Bien au contraire, la visualisation des photos prises met en exergue une certaine qualité de vie au travail notamment, en utilisant avec l’accord de la directrice certains de ses objets personnels.
En tout état de cause, l’intimé établit que sur la plupart des événements cités par l’agence, par plusieurs e-mails de félicitations, les clients concernés ont exprimé leur satisfaction de la façon dont les événements avaient été appréhendés et mis en avant sur la sphère digitale.
À l’opposé, il n’est nullement établi que les clients se soient plaints d’une insuffisance des posts Instagram réalisés sur le compte de l’agence que ce soit d’un point de vue quantitatif ou qualitatif.
Sur l’utilisation à titre personnel du compte de l’agence pour des déplacements personnels, il doit être constaté que lors de l’entretien préalable, seule la question d’une facture du mois de juillet a été abordée et M. B X a répondu qu’il avait toujours procédé au remboursement de courses faites à titre personnel.
Surtout, après avoir pris connaissance du tableau établi par l’appelante, M. B X a pu répondre que seule une course du 20 novembre 2015 a été faite à titre personnel, tout en expliquant qu’il a procédé à son remboursement auprès de l’employeur.

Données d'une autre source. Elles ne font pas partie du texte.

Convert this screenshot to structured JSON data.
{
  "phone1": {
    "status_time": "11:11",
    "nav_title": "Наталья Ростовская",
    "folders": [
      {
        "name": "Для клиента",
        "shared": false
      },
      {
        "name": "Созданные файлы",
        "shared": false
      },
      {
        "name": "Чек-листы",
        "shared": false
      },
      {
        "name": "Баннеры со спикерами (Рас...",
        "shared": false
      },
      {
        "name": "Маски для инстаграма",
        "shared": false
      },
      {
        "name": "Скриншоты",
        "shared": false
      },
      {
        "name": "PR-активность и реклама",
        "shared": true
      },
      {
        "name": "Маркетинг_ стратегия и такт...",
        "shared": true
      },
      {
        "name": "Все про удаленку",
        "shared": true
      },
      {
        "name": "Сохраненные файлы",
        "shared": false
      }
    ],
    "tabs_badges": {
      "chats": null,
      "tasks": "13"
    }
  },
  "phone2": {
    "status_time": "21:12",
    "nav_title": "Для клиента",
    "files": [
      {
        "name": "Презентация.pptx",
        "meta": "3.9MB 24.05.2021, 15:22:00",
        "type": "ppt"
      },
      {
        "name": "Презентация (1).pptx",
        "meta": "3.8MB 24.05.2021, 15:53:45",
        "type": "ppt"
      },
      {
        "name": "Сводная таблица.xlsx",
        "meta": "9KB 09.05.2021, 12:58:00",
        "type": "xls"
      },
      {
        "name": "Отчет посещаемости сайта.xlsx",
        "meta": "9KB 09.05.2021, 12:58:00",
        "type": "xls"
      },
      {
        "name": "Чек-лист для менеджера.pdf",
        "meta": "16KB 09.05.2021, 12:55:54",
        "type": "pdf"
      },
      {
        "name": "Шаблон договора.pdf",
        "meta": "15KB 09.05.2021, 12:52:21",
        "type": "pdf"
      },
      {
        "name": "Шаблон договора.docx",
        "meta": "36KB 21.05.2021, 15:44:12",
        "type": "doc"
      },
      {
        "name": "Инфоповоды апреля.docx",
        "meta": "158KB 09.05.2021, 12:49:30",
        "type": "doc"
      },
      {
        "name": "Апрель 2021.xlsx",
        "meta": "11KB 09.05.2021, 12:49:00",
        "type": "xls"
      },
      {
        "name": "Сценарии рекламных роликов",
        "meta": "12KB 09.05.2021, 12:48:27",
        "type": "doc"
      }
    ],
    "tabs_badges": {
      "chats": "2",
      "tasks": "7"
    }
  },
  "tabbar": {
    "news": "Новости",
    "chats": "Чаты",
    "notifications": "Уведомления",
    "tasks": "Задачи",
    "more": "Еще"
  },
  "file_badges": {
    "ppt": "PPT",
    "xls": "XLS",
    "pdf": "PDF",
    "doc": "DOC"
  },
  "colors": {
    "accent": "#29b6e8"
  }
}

Ce grief n’est donc pas fondé ainsi que l’a retenu le premier juge.
Sur le non-respect de la procédure relative aux congés payés, force est de constater que l’employeur ne prétend établir ce grief qu’au moyen des courriers adressés à son salarié.
À l’opposé, ce dernier explique qu’un formulaire avait été créé spécifiquement à cet effet, lequel, versé aux débats, était utilisé par lui.
Ce grief n’est donc pas plus établi.
Dans ces conditions, le jugement est confirmé en ce qu’il a indiqué que les éléments versés aux débats étaient manifestement inopérants pour permettre de caractériser la matérialité et l’imputabilité des différents agissements reprochés, le doute persistant devant profiter au salarié, le caractère fautif des faits litigieux ainsi que l’impossibilité de maintenir le salarié dans l’entreprise.
Le licenciement prononcé pour faute grave est donc sans cause réelle et sérieuse.
Il convient donc de faire droit à la demande de rappel de salaire pour la période de mise à pied conservatoire.
S’agissant de l’indemnité compensatrice de préavis et de l’indemnité de licenciement, le jugement doit être confirmé en l’état du rejet de la demande au titre des heures supplémentaires.
Enfin, en considération de l’ancienneté de l’intéressé, de son âge, de sa situation personnelle et professionnelle, c’est par de justes motifs que la cour retient que le premier juge a alloué à M. B X la somme de 15 000 € à titre de dommages-intérêts pour licenciement abusif.
Il convient d’ajouter au jugement en ordonnant la remise des documents légaux conformes à la décision, étant précisé qu’il a été statué par le premier juge sur les intérêts au taux légal et la demande de capitalisation, dispositions qui sont également confirmées.
La SARL AGENCE LORRAINE D, qui succombe sur le mérite de son appel, doit être condamnée aux dépens et déboutée en sa demande fondée sur l’article 700 du code de procédure civile.
À l’opposé, il sera fait application de cet article au profit de M. B X.
PCM,
Contradictoire, dernier ressort
CONFIRME le jugement déféré sauf en sa disposition ayant rejeté la demande de M. B X au titre du manquement de l’employeur à son obligation de sécurité,
Statuant à nouveau de ce seul chef,
CONDAMNE la SARL AGENCE LORRAINE D à payer à M. B X la somme de 1000 € au titre du non-respect par l’employeur de son obligation de sécurité,
Y ajoutant,
ORDONNE la remise des documents légaux conformes à la décision de condamnation,
CONDAMNE la SARL AGENCE LORRAINE D aux dépens d’appel,
CONDAMNE la SARL AGENCE LORRAINE D à payer à M. B X la somme de 2000 € en application des dispositions de l’article 700 du code de procédure civile.